- Dead Man Running theatrical poster
- Directed by: Alex De Rakoff
- Written by: Alex De Rakoff
- Screenplay by: John Luton
- Story by: John Luton
- Produced by: Pikki Fearon
- Starring: Danny Dyer; Tamer Hassan; Curtis "50 Cent" Jackson; Monet Mazur; Brenda Blethyn;
- Cinematography: Ali Asad
- Edited by: Alan Strachan
- Music by: Mark Sayfritz
- Distributed by: Revolver Entertainment
- Release date: 30 October 2009;
- Running time: 92 minutes
- Country: United Kingdom
- Language: English
- Box office: $735,875

= Dead Man Running =

Dead Man Running is a 2009 British crime film directed by Alex De Rakoff, written by De Rakoff and John Luton, and starring Tamer Hassan and Danny Dyer. Football players Ashley Cole and Rio Ferdinand served as executive producers.

== Plot ==
After an increasing number of his clients fail to make good on their payments, Mr Thigo decides to take matters into his own hands, travelling to London to make an example of local bad boy and debtor Nick. Thigo gives Nick just 24 hours to pay back the £100,000 he owes, and, as an incentive, Thigo holds Nick's wheelchair-using mother hostage.
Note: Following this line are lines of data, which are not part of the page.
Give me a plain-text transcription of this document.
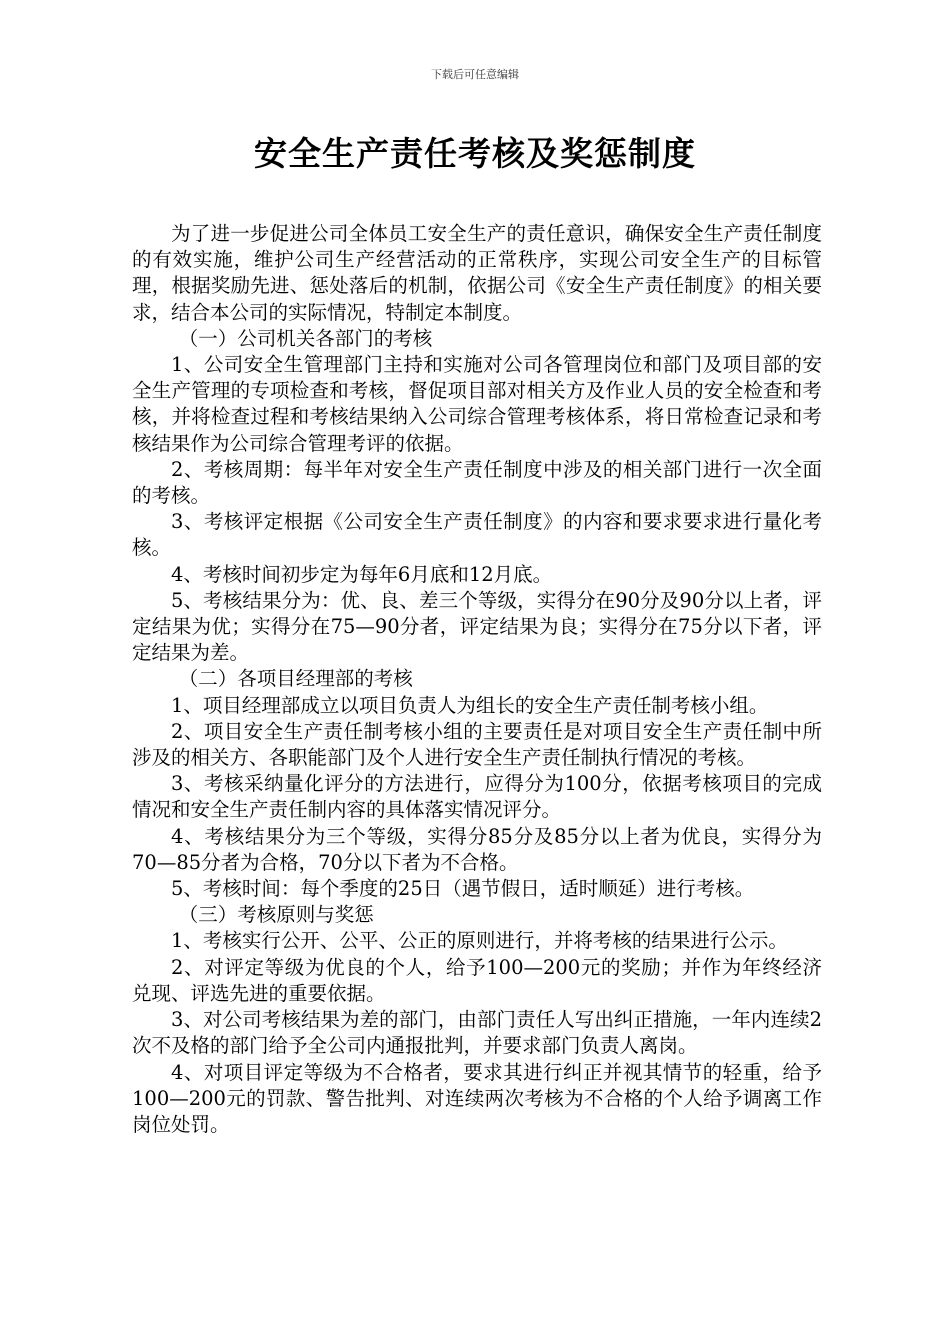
下载后可任意编辑
安全生产责任考核及奖惩制度

为了进一步促进公司全体员工安全生产的责任意识，确保安全生产责任制度的有效实施，维护公司生产经营活动的正常秩序，实现公司安全生产的目标管理，根据奖励先进、惩处落后的机制，依据公司《安全生产责任制度》的相关要求，结合本公司的实际情况，特制定本制度。

（一）公司机关各部门的考核

1、公司安全生管理部门主持和实施对公司各管理岗位和部门及项目部的安全生产管理的专项检查和考核，督促项目部对相关方及作业人员的安全检查和考核，并将检查过程和考核结果纳入公司综合管理考核体系，将日常检查记录和考核结果作为公司综合管理考评的依据。

2、考核周期：每半年对安全生产责任制度中涉及的相关部门进行一次全面的考核。

3、考核评定根据《公司安全生产责任制度》的内容和要求要求进行量化考核。

4、考核时间初步定为每年6月底和12月底。

5、考核结果分为：优、良、差三个等级，实得分在90分及90分以上者，评定结果为优；实得分在75—90分者，评定结果为良；实得分在75分以下者，评定结果为差。

（二）各项目经理部的考核

1、项目经理部成立以项目负责人为组长的安全生产责任制考核小组。

2、项目安全生产责任制考核小组的主要责任是对项目安全生产责任制中所涉及的相关方、各职能部门及个人进行安全生产责任制执行情况的考核。

3、考核采纳量化评分的方法进行，应得分为100分，依据考核项目的完成情况和安全生产责任制内容的具体落实情况评分。

4、考核结果分为三个等级，实得分85分及85分以上者为优良，实得分为70—85分者为合格，70分以下者为不合格。

5、考核时间：每个季度的25日（遇节假日，适时顺延）进行考核。

（三）考核原则与奖惩

1、考核实行公开、公平、公正的原则进行，并将考核的结果进行公示。

2、对评定等级为优良的个人，给予100—200元的奖励；并作为年终经济兑现、评选先进的重要依据。

3、对公司考核结果为差的部门，由部门责任人写出纠正措施，一年内连续2次不及格的部门给予全公司内通报批判，并要求部门负责人离岗。

4、对项目评定等级为不合格者，要求其进行纠正并视其情节的轻重，给予100—200元的罚款、警告批判、对连续两次考核为不合格的个人给予调离工作岗位处罚。
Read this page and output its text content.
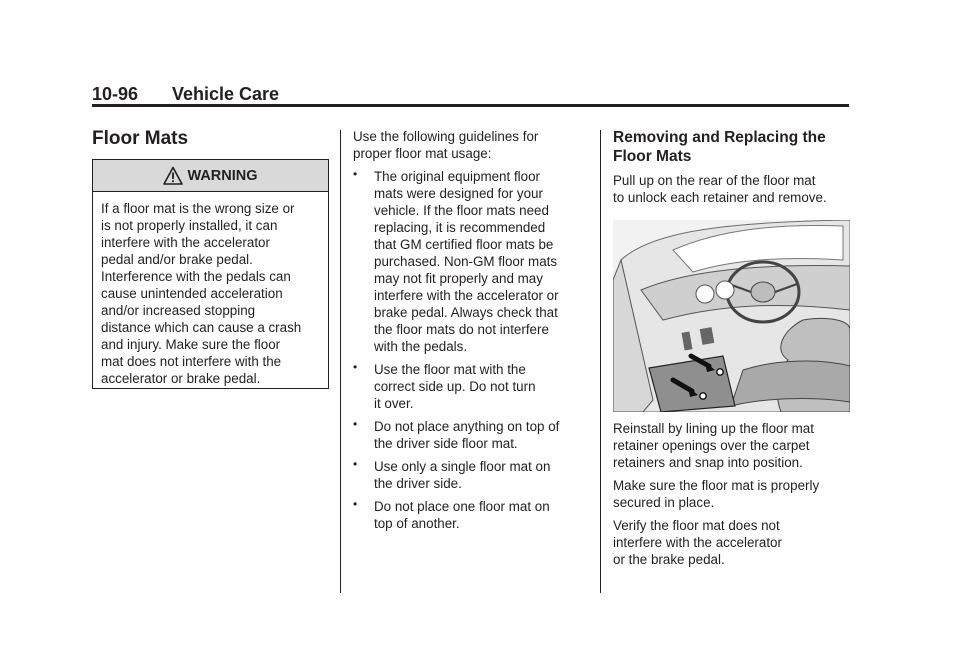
10-96 Vehicle Care
Floor Mats
WARNING
If a floor mat is the wrong size or
is not properly installed, it can
interfere with the accelerator
pedal and/or brake pedal.
Interference with the pedals can
cause unintended acceleration
and/or increased stopping
distance which can cause a crash
and injury. Make sure the floor
mat does not interfere with the
accelerator or brake pedal.
Use the following guidelines for
proper floor mat usage:
• The original equipment floor
mats were designed for your
vehicle. If the floor mats need
replacing, it is recommended
that GM certified floor mats be
purchased. Non-GM floor mats
may not fit properly and may
interfere with the accelerator or
brake pedal. Always check that
the floor mats do not interfere
with the pedals.
• Use the floor mat with the
correct side up. Do not turn
it over.
• Do not place anything on top of
the driver side floor mat.
• Use only a single floor mat on
the driver side.
• Do not place one floor mat on
top of another.
Removing and Replacing the
Floor Mats
Pull up on the rear of the floor mat
to unlock each retainer and remove.
Reinstall by lining up the floor mat
retainer openings over the carpet
retainers and snap into position.
Make sure the floor mat is properly
secured in place.
Verify the floor mat does not
interfere with the accelerator
or the brake pedal.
Since Nick is already financially challenged, he is forced to be creative in order to come up with the money. At the same time, Thigo sabotages Nick's efforts in order to be sure that he can take revenge on Nick to prove a point to the other debtors.

== Cast ==
- Tamer Hassan as Nick Kane
- Danny Dyer as Bing
- Brenda Blethyn as Mrs. Kane
- Curtis "50 Cent" Jackson as Thigo
- Monet Mazur as Frankie
- Ashley Walters as Fitzroy
- Phil Davis as Johnny Sands
- Blake Ritson as Jarvis
- Bronson Webb as Smudger
- Alan Ford as Sol
- Andrew "Tiny Iron" Harrison as "Brick Wall"
- Omid Djalili as Fat Bald Man

== Release ==
The film was released in the United Kingdom on 30 October 2009. It grossed $681,354 in the UK and $735,875 in total foreign gross. Phase 4 Films released it in the US.

== Reception ==
Rotten Tomatoes, a review aggregator, reports that 14% of 21 surveyed critics gave the film a positive review; the average rating was 4/10. The site's consensus reads: "Poor performances, stiff dialogue, flat characters, and an unimaginative stab at the mood of the Guy Ritchie crime caper make Dead Man Running into a hooligan tale with little to offer." Kim Newman of Empire rated it 2/5 stars and wrote, "This shaggy dog gangland story feels like a straggler from the batch of forgettable Lock, Stock imitators greenlit a decade ago. It has a quality cast, but we've run round this track too many times, while the script jogs from scene to scene without any surprises." Ellen E. Jones of Total Film rated it 2/5 stars and called it "amiable rubbish". Derek Adams of Time Out London called it "budget-conscious, simplistically plotted and often cringingly performed". Philip French of The Guardian wrote that it is "a little uncertain in tone, but brisk and likely to go down well with the patrons of Albert Square's Queen Vic." Peter Bradshaw, also of The Guardian, rated it 2/5 stars and wrote, "For all the sub-Guy Ritchie cliches, it has its moments" and "is not as bad as it could have been." Robert Hanks of The Independent wrote, "Is there any way of stemming the flow of post-Guy Ritchie cockney crime comedies? Would, say, sticking Danny Dyer's head on a pike somewhere in Bethnal Green be enough of a deterrent?" Derek Elley of Variety wrote that the film "recycles Cockney crimer cliches to moderately entertaining results."